Bila saya digeledah oleh polisi dan terdapat narkotika di kantong baju saya, padahal barang haram tersebut bisa dipastikan milik teman saya dan dimasukkan oleh teman saya tanpa sepengetahuan saya. Apakah saya bisa dipidana jika tanpa disadari kedapatan membawa narkotika?
DAFTAR ISI
INTISARI JAWABAN
Pada dasarnya menurut UU Narkotika, setiap orang yang tanpa hak atau melawan hukum memiliki, menyimpan, menguasai, atau menyediakan narkotika berpotensi dipidana dengan pidana penjara dan pidana denda.
Namun, jika seseorang kedapatan membawa narkotika tanpa disadari, apakah orang tersebut dapat dipidana? Bagaimana hukumnya?
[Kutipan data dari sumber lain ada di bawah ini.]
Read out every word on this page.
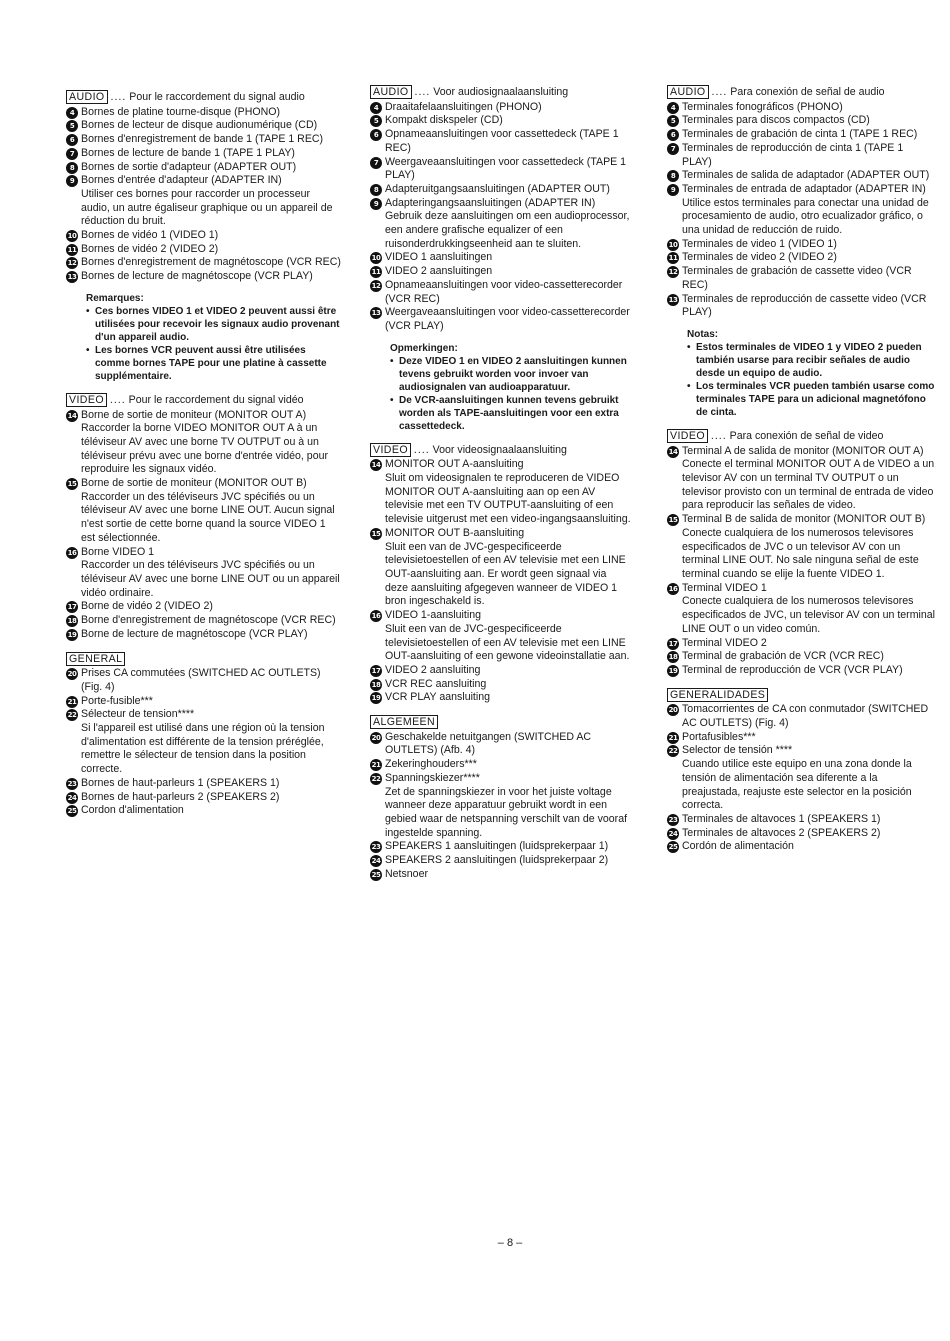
AUDIO .... Pour le raccordement du signal audio
4 Bornes de platine tourne-disque (PHONO)
5 Bornes de lecteur de disque audionumérique (CD)
6 Bornes d'enregistrement de bande 1 (TAPE 1 REC)
7 Bornes de lecture de bande 1 (TAPE 1 PLAY)
8 Bornes de sortie d'adapteur (ADAPTER OUT)
9 Bornes d'entrée d'adapteur (ADAPTER IN)
Utiliser ces bornes pour raccorder un processeur audio, un autre égaliseur graphique ou un appareil de réduction du bruit.
10 Bornes de vidéo 1 (VIDEO 1)
11 Bornes de vidéo 2 (VIDEO 2)
12 Bornes d'enregistrement de magnétoscope (VCR REC)
13 Bornes de lecture de magnétoscope (VCR PLAY)
Remarques:
• Ces bornes VIDEO 1 et VIDEO 2 peuvent aussi être utilisées pour recevoir les signaux audio provenant d'un appareil audio.
• Les bornes VCR peuvent aussi être utilisées comme bornes TAPE pour une platine à cassette supplémentaire.
VIDEO .... Pour le raccordement du signal vidéo
14 Borne de sortie de moniteur (MONITOR OUT A)
Raccorder la borne VIDEO MONITOR OUT A à un téléviseur AV avec une borne TV OUTPUT ou à un téléviseur prévu avec une borne d'entrée vidéo, pour reproduire les signaux vidéo.
15 Borne de sortie de moniteur (MONITOR OUT B)
Raccorder un des téléviseurs JVC spécifiés ou un téléviseur AV avec une borne LINE OUT. Aucun signal n'est sortie de cette borne quand la source VIDEO 1 est sélectionnée.
16 Borne VIDEO 1
Raccorder un des téléviseurs JVC spécifiés ou un téléviseur AV avec une borne LINE OUT ou un appareil vidéo ordinaire.
17 Borne de vidéo 2 (VIDEO 2)
18 Borne d'enregistrement de magnétoscope (VCR REC)
19 Borne de lecture de magnétoscope (VCR PLAY)
GENERAL
20 Prises CA commutées (SWITCHED AC OUTLETS) (Fig. 4)
21 Porte-fusible***
22 Sélecteur de tension****
Si l'appareil est utilisé dans une région où la tension d'alimentation est différente de la tension préréglée, remettre le sélecteur de tension dans la position correcte.
23 Bornes de haut-parleurs 1 (SPEAKERS 1)
24 Bornes de haut-parleurs 2 (SPEAKERS 2)
25 Cordon d'alimentation
AUDIO .... Voor audiosignaalaansluiting
4 Draaitafelaansluitingen (PHONO)
5 Kompakt diskspeler (CD)
6 Opnameaansluitingen voor cassettedeck (TAPE 1 REC)
7 Weergaveaansluitingen voor cassettedeck (TAPE 1 PLAY)
8 Adapteruitgangsaansluitingen (ADAPTER OUT)
9 Adapteringangsaansluitingen (ADAPTER IN)
Gebruik deze aansluitingen om een audioprocessor, een andere grafische equalizer of een ruisonderdrukkingseenheid aan te sluiten.
10 VIDEO 1 aansluitingen
11 VIDEO 2 aansluitingen
12 Opnameaansluitingen voor video-cassetterecorder (VCR REC)
13 Weergaveaansluitingen voor video-cassetterecorder (VCR PLAY)
Opmerkingen:
• Deze VIDEO 1 en VIDEO 2 aansluitingen kunnen tevens gebruikt worden voor invoer van audiosignalen van audioapparatuur.
• De VCR-aansluitingen kunnen tevens gebruikt worden als TAPE-aansluitingen voor een extra cassettedeck.
VIDEO .... Voor videosignaalaansluiting
14 MONITOR OUT A-aansluiting
Sluit om videosignalen te reproduceren de VIDEO MONITOR OUT A-aansluiting aan op een AV televisie met een TV OUTPUT-aansluiting of een televisie uitgerust met een video-ingangsaansluiting.
15 MONITOR OUT B-aansluiting
Sluit een van de JVC-gespecificeerde televisietoestellen of een AV televisie met een LINE OUT-aansluiting aan. Er wordt geen signaal via deze aansluiting afgegeven wanneer de VIDEO 1 bron ingeschakeld is.
16 VIDEO 1-aansluiting
Sluit een van de JVC-gespecificeerde televisietoestellen of een AV televisie met een LINE OUT-aansluiting of een gewone videoinstallatie aan.
17 VIDEO 2 aansluiting
18 VCR REC aansluiting
19 VCR PLAY aansluiting
ALGEMEEN
20 Geschakelde netuitgangen (SWITCHED AC OUTLETS) (Afb. 4)
21 Zekeringhouders***
22 Spanningskiezer****
Zet de spanningskiezer in voor het juiste voltage wanneer deze apparatuur gebruikt wordt in een gebied waar de netspanning verschilt van de vooraf ingestelde spanning.
23 SPEAKERS 1 aansluitingen (luidsprekerpaar 1)
24 SPEAKERS 2 aansluitingen (luidsprekerpaar 2)
25 Netsnoer
AUDIO .... Para conexión de señal de audio
4 Terminales fonográficos (PHONO)
5 Terminales para discos compactos (CD)
6 Terminales de grabación de cinta 1 (TAPE 1 REC)
7 Terminales de reproducción de cinta 1 (TAPE 1 PLAY)
8 Terminales de salida de adaptador (ADAPTER OUT)
9 Terminales de entrada de adaptador (ADAPTER IN)
Utilice estos terminales para conectar una unidad de procesamiento de audio, otro ecualizador gráfico, o una unidad de reducción de ruido.
10 Terminales de video 1 (VIDEO 1)
11 Terminales de video 2 (VIDEO 2)
12 Terminales de grabación de cassette video (VCR REC)
13 Terminales de reproducción de cassette video (VCR PLAY)
Notas:
• Estos terminales de VIDEO 1 y VIDEO 2 pueden también usarse para recibir señales de audio desde un equipo de audio.
• Los terminales VCR pueden también usarse como terminales TAPE para un adicional magnetófono de cinta.
VIDEO .... Para conexión de señal de video
14 Terminal A de salida de monitor (MONITOR OUT A)
Conecte el terminal MONITOR OUT A de VIDEO a un televisor AV con un terminal TV OUTPUT o un televisor provisto con un terminal de entrada de video para reproducir las señales de video.
15 Terminal B de salida de monitor (MONITOR OUT B)
Conecte cualquiera de los numerosos televisores especificados de JVC o un televisor AV con un terminal LINE OUT. No sale ninguna señal de este terminal cuando se elije la fuente VIDEO 1.
16 Terminal VIDEO 1
Conecte cualquiera de los numerosos televisores especificados de JVC, un televisor AV con un terminal LINE OUT o un video común.
17 Terminal VIDEO 2
18 Terminal de grabación de VCR (VCR REC)
19 Terminal de reproducción de VCR (VCR PLAY)
GENERALIDADES
20 Tomacorrientes de CA con conmutador (SWITCHED AC OUTLETS) (Fig. 4)
21 Portafusibles***
22 Selector de tensión ****
Cuando utilice este equipo en una zona donde la tensión de alimentación sea diferente a la preajustada, reajuste este selector en la posición correcta.
23 Terminales de altavoces 1 (SPEAKERS 1)
24 Terminales de altavoces 2 (SPEAKERS 2)
25 Cordón de alimentación
– 8 –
Penjelasan lebih lanjut dapat Anda baca ulasan di bawah ini.
ULASAN LENGKAP
Terima kasih atas pertanyaan Anda.
Artikel di bawah ini adalah pemutakhiran dari artikel dengan judul Bisakah Dipidana Jika Tanpa Disadari Kedapatan Membawa Narkotika? yang dibuat oleh Tri Jata Ayu Pramesti, S.H. dan dipublikasikan pada Kamis, 26 Juni 2014.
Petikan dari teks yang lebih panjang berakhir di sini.